La mujercita de mi flamante socio, una rubiecita veterana de sesenta y pocos, bien conservada pero minúscula e insignificante, no me entorpecía. Era el límite perfecto que tenía para que las cosas no llegaran a mayores. No había planes de divorcio entre ninguna de las dos partes.

Pero las cosas suceden, como muchas veces, sin que una se dé cuenta, de la misma manera que transcurren los minutos que se transformarán en días sin que nosotros tomemos conciencia del tiempo ni de la trama sutil que los acontecimientos entretejen.

El tiempo siempre es un depredador que devora los momentos felices. Lo que queda después, es la necesidad de hacer algo, de remediar el triste despojo de lo que alguna vez fuimos.

En ese momento era dichosa, o por lo menos estaba contenta con mi suerte y con lo que vislumbraba para mi futuro.

Pero la felicidad, es frágil como la salud de una anciana desvalida.

Y esa mujercita tonta e insignificante, tan pequeña y deslucida como me parecía, poco a poco y de una forma arrolladora, empezó a ocupar un espacio en mi mente y en mi tiempo directamente proporcional a la tranquilidad que yo iba perdiendo.

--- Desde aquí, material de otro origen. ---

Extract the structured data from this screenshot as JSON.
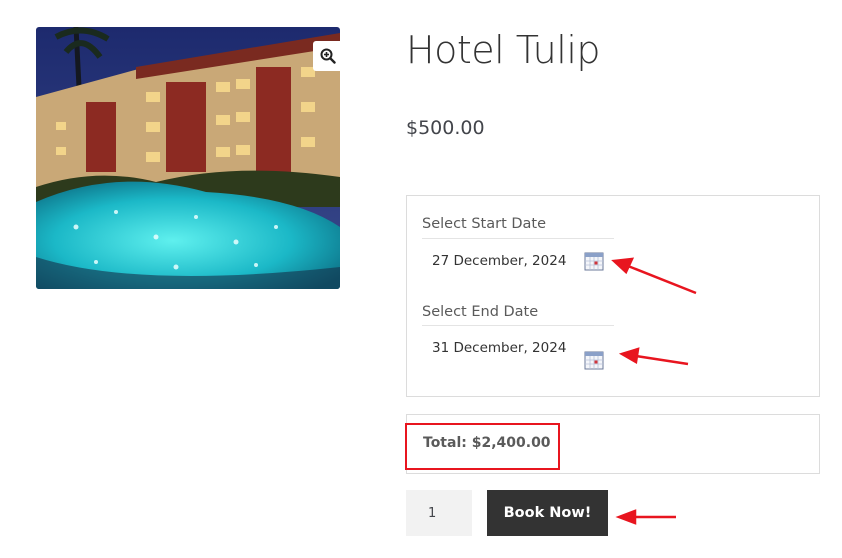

No sé cómo llamar, aún ahora, a esa sensación pesada y densa que tomaba forma cada vez que mi amante la nombraba o que yo la intuía entre nosotros, aunque su nombre no fuera pronunciado.

El tiempo, mi aliado hasta hacía poco, fue volviéndose mi enemigo al ir despedazando de forma solapada la seguridad en que yo creía asentada mi dicha.

La imagen rubia y delgada de esa mujer empezó a interponerse en mi camino.

Entonces, hice lo que cualquier mujer en mi posición hubiera hecho. Primero recurrí a mimos y arrumacos entre sábanas y luego exigí que se me diera el lugar que por derecho me correspondía.

La respuesta se fue demorando. Con dulces evasivas al comienzo, luego con pesados silencios y finalmente, con un rotundo rechazo alegando que por nada del mundo podía cambiar una esposa como la suya.

Al principio, tragué mi orgullo. Fingí ante él, y lo que es peor aún, ante mí misma, que no me importaba. Traté de acallar con toda mi fuerza esa sensación terrible, desconocida, que poco a poco se iba instalando definitivamente y que día a día resultaba más difícil de controlar.

Cada vez que trataba de explicar o, mejor dicho, racionalizar ese sentimiento de impotencia, lo único que conseguía era bajar el rendimiento de mi trabajo y perder horas de sueño.

Ya pocas veces me reía y las veces que lo hacía, lo sentía como una mueca forzada.

Mi padre, con el que me ligaba un cariño especial, empezó a preocuparse por mis cambios de humor y temió que mi salud se resintiera por lo que él atribuía un exceso de trabajo.

Mi madre, más práctica y ejecutiva, solía traerme tisanas calientes, que según ella -aún hoy lo sigue pensando- tienen propiedades curativas.

En fin, el tiempo, al que generalmente se considera benevolente por curar todas las heridas, se volvió una alimaña, un depredador que me roía las entrañas con esa especie de odio/celos/impotencia que se volvió absolutamente inmanejable.

Y tuve que encarar, como dice mi prima cuando las situaciones que la enfrentan lo ameritan. Tuve que asumir, tristemente por cierto, que por las buenas nada conseguiría y que lo más lógico sería empezar a delinear mi estrategia.

Mi madre, sin sospecharlo, fue la que indirectamente, me dio la idea.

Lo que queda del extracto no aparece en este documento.